Orange is NOT the New Black
One of the trendy preschool and Sunday School Easter gifts is a little baggie filled with different colored Jelly beans and a note that helps the children remember things like: Red means love, and green means growing.
I have seen many, many different versions of these Easter Jelly Beans. The colors and their meanings change sometimes, except one… The black Jelly bean is ALWAYS the sin one. Black means sin. Not just for Jelly beans, but in so many places. If the word sin has to be described in art, music, hearts, the dress of villains’… the color black is always used and it is always associated with bad, sin, evil things.
I would like to propose that in Christianity, black is NOT the color of sin.
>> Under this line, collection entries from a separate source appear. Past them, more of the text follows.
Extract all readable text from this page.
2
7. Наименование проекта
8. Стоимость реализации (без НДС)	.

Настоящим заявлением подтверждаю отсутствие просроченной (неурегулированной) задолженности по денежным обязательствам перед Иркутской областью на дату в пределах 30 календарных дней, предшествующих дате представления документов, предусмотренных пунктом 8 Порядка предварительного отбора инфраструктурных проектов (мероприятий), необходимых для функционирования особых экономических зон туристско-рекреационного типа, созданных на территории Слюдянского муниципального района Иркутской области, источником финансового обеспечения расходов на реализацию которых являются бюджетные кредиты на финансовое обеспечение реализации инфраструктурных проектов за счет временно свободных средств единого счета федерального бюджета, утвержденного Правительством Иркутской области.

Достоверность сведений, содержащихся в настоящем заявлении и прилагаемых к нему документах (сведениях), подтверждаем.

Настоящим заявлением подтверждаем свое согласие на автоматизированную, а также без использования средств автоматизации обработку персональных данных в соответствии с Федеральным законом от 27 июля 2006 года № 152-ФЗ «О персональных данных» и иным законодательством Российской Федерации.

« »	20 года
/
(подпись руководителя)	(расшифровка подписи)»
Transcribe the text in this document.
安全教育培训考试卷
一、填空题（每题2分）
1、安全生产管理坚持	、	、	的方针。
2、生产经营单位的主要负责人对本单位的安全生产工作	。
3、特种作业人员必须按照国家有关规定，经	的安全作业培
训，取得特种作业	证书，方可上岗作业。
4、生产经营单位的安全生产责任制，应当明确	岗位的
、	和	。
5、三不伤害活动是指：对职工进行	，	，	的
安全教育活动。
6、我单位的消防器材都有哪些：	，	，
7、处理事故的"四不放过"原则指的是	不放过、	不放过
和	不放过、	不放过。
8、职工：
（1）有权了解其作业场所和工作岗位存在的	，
It is the color of deep and transforming change:
It is in the darkness of the tomb where death transformed into life eternal.
It is in the dark of night that the pillar of fire led the Israelites from bondage and slavery, to a life of freedom.
It was during the dark night that the star shone and led the wise men to Jesus.
It is in the darkness of night that Nicodemus breaks ranks with the status quo of his religious order and seeks out the wisdom of Jesus.
It is during the Dark Night of the Soul, John of the Cross reminds us, that the most transformative work of God takes place.
It is in the middle of the dark night that parents bond with their new babies.
It is in the dark of night when we struggle with and eventually make peace with our pain, loss, worries and grief.
It is often when life becomes the most dark and hopeless that we decide to pray.
Black is not the color of sin biblically and theologically, but the color of depth. Why then are we so afraid of the dark? Not because evil happens there but because change happens there… and we fear change. We fear depth. We do not need to fear the dark. We do not need to demonize the color black. I keep hearing that “Orange is the new black”… I would say, “ Spiritual depth is the new black!”
Next year… please get out the Jelly beans… make those cute baggies filled with them. But instead of making the black Jelly bean the one that means sin, let’s make the black Jelly bean the empty tomb!
Let’s tell children the truth about black… going into the darkness is where we will be transformed into the people God calls us to be! Black, darkness, silence … that is where we discover God, change, and transformation!